Our second and third cousins are not what they used to be
My name is Sarah, I am tall and I am a journalist.
On the weekend, I went to New Zealand for a family reunion with almost a hundred relatives I have never met before. There I met my third-cousin Sarah, who is also really tall, and is also a journalist.
Let’s put aside the fact that this person had basically stolen my personality, and had made my little introduction speech a whole lot less impressive: “Oh, you’re a journalist? Yeah whatever I just met the other Sarah”.
Let’s also put aside the fact that apparently my family is descendent from Irish gypsies, a la “My Big Fat Gypsy Wedding”.
Because what struck me most about the whole event was the fact that despite my obvious connection – and scary similarities - to a lot of these people, I am probably never going to see them again.
It was really nice to meet these strangers who were so excited to talk to me and we’re so ready to like me and be interested in my life, just based on the fact we share the same great-grandparents.
And it was really cool to meet these interesting people and notice traits in them that I could see so obviously in my brother or my mum or my uncle.

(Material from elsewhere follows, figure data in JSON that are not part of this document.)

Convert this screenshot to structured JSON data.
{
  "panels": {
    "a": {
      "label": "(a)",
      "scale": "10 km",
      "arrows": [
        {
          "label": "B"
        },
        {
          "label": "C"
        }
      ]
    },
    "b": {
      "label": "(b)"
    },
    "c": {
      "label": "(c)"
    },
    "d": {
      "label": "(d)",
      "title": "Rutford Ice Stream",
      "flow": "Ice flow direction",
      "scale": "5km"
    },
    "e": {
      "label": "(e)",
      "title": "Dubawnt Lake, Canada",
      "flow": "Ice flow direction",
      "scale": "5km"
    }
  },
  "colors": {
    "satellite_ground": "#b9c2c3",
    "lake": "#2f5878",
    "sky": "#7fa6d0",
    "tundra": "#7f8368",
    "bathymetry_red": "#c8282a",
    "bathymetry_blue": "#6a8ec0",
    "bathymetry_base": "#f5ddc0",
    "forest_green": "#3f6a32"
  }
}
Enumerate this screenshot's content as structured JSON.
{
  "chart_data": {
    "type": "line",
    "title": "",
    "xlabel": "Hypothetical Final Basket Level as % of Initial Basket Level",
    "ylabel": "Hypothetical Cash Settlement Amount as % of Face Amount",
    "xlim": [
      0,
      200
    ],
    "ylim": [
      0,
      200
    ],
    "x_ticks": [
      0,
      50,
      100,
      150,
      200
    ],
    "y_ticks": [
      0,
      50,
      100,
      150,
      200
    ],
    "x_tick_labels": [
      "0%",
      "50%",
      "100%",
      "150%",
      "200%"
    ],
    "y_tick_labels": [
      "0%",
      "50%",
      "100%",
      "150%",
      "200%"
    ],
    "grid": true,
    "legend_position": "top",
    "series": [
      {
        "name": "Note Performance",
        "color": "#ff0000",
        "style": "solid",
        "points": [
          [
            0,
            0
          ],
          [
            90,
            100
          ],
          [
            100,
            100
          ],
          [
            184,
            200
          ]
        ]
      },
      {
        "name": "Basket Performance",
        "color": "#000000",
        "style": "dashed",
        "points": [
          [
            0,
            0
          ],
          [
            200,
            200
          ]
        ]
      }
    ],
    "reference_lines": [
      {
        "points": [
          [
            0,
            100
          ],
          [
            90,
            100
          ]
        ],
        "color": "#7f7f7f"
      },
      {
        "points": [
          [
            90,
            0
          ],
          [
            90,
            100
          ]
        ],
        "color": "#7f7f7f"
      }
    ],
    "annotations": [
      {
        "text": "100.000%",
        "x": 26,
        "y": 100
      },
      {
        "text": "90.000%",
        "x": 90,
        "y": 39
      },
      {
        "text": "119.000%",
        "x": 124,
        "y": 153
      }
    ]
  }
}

I would like to say I’m going to make an effort to keep in contact with my third-cousin who actually lives in Sydney too and is a 30 minute drive away. I’d also like to say that I’m going to write to my mum’s aunt who lives in Wellington.
But the reality is I won’t.
I’m going to spend more time working on relationships with my colleagues and people in the journalism industry that might help further my career.
I’m going to spend more time cultivating my Twitter followers.
And, to be honest, I’ll probably spend more time liking friends’ photos on Facebook than I will finding out about how my relatives lives are going.
Does that make me a bad person? Is there a retweet button where my heart should be?
Or has our extended family become less important than it used to be?
Listening to my mum talk to people at the reunion, they were sharing stories about the weekly dinners all the cousins and second-cousins used to have.
But now they haven’t seen each other in more than 20 years.
Have we all become a little bit more selfish, and stopped caring about keeping tabs with our family?